Whatever else Tony Abbott may or may not do over the next three years, I doubt that he will go back on any of the promises he made. Politics is politics and running an economy is something else. So where Maurice Newman has written in today’s AFR how the Prime Minister must attend to various economic issues, I fear they will fall on deaf ears. They will fall on deaf ears in part because of what the PM said before the election, and they will fall on deaf ears because aside from paid maternity leave, every one of the policies he took up from the ALP would arrive back in spades if the Labor Party should happen to be returned.

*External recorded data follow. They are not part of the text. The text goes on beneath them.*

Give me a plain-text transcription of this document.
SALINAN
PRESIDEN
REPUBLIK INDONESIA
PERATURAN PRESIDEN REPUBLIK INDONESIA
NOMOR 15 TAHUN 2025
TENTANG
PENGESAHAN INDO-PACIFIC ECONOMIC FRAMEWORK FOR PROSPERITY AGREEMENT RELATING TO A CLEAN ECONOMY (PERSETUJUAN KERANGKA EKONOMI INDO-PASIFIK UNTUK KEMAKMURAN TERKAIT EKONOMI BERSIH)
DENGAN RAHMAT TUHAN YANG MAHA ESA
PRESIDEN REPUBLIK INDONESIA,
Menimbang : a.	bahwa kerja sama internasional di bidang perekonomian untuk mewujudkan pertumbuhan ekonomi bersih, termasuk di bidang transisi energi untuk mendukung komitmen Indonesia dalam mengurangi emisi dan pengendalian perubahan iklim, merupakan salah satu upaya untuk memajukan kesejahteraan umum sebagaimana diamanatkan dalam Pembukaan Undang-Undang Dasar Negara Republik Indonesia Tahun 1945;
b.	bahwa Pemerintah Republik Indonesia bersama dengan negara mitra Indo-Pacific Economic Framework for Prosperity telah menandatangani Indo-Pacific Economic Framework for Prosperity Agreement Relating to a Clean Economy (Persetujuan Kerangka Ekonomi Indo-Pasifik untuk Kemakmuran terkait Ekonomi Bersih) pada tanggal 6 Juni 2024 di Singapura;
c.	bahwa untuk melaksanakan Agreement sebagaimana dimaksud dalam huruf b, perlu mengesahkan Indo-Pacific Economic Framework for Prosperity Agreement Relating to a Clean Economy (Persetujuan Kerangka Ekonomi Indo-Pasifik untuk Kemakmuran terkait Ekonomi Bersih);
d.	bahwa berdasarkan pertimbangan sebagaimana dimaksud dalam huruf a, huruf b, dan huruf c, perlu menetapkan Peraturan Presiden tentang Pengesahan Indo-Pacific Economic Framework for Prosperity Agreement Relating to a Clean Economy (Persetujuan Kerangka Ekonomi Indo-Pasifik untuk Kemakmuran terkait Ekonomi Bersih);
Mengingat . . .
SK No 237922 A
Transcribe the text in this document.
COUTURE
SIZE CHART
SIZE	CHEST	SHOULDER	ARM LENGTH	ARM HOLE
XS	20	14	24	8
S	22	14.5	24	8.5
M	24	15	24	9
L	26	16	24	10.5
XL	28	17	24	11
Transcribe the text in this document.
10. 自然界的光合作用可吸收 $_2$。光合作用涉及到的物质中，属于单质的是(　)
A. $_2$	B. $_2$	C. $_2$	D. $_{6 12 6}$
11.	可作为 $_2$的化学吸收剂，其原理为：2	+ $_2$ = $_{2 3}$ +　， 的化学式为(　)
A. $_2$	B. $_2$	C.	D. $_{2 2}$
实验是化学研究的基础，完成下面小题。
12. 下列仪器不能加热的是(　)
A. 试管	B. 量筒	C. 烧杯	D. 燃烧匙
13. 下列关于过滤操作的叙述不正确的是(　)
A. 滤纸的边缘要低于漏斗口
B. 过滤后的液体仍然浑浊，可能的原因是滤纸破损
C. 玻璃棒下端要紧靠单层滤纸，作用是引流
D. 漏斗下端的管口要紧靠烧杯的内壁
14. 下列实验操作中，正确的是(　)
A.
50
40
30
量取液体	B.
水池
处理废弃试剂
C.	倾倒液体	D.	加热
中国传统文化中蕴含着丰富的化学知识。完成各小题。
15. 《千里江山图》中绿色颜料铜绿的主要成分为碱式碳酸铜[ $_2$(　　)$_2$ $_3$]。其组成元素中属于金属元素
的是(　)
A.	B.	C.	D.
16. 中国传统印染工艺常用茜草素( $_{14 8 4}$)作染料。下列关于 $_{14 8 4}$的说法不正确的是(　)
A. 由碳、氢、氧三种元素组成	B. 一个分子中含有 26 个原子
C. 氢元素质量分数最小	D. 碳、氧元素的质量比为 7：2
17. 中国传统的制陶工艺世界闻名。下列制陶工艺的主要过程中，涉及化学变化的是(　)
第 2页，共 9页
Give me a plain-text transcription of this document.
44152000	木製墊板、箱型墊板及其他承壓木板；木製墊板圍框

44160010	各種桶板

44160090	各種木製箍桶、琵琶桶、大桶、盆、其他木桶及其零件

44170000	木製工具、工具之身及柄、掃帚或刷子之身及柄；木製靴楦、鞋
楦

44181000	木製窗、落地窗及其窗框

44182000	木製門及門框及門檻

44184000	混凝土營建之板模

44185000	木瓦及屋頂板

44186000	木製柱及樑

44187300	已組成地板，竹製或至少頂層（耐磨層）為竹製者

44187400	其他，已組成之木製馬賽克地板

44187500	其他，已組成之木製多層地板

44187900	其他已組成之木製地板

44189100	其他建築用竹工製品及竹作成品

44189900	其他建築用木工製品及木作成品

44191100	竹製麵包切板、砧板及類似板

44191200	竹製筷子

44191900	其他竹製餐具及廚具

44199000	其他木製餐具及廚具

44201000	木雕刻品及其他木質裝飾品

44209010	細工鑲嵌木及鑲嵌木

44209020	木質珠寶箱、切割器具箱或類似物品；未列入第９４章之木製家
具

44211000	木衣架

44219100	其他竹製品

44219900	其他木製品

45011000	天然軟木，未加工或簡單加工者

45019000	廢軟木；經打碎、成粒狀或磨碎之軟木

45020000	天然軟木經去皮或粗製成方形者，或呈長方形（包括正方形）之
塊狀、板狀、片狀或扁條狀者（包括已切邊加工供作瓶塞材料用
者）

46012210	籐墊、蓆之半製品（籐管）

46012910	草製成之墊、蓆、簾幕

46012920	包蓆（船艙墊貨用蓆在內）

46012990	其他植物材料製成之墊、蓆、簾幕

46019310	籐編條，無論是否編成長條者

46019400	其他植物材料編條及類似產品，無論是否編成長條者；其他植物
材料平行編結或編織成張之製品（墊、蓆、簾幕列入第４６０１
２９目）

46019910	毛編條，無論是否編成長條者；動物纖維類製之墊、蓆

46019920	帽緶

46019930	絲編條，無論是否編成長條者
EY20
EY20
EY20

Nevertheless, Newman does have a point:
The federal government’s top business adviser has criticised the cost of the National Disability Insurance Scheme and the school funding reforms, slammed wages as too high and industrial relations as being too rigid, and urged the government to push the envelope in order to ‘repair’ the economy.
In a fiery speech on Monday night, Maurice Newman, the head of the Prime Minister’s Business Advisory Council, lamented as ‘hasty’ Tony Abbott’s pre-election promises to quarantine such areas as health and defence from budget cuts and suggested the Prime Minister ‘disturb the comfort zones of many’ to pay down debt and cut the deficit as soon as possible.
Vowing to furnish Mr Abbott with ‘dependable and fearless advice’, Mr Newman said the economy was ‘running on empty’ and, without reforms and fiscal discipline, it was ‘facing the prospect of growth with a zero in front of it’.
‘That will feel like hitting a brick wall,’ he said.
That GDP growth will decline for around a year is just how it is if there is to be a redeployment of resources to where they might actually be used productively. And I wish there was more explicit recognition that the only way for a recovery ever to occur will be if it is driven by the private sector.
But almost everyone only likes market outcomes when it suits them. I can only hope that the politics doesn’t overwhelm economic reform.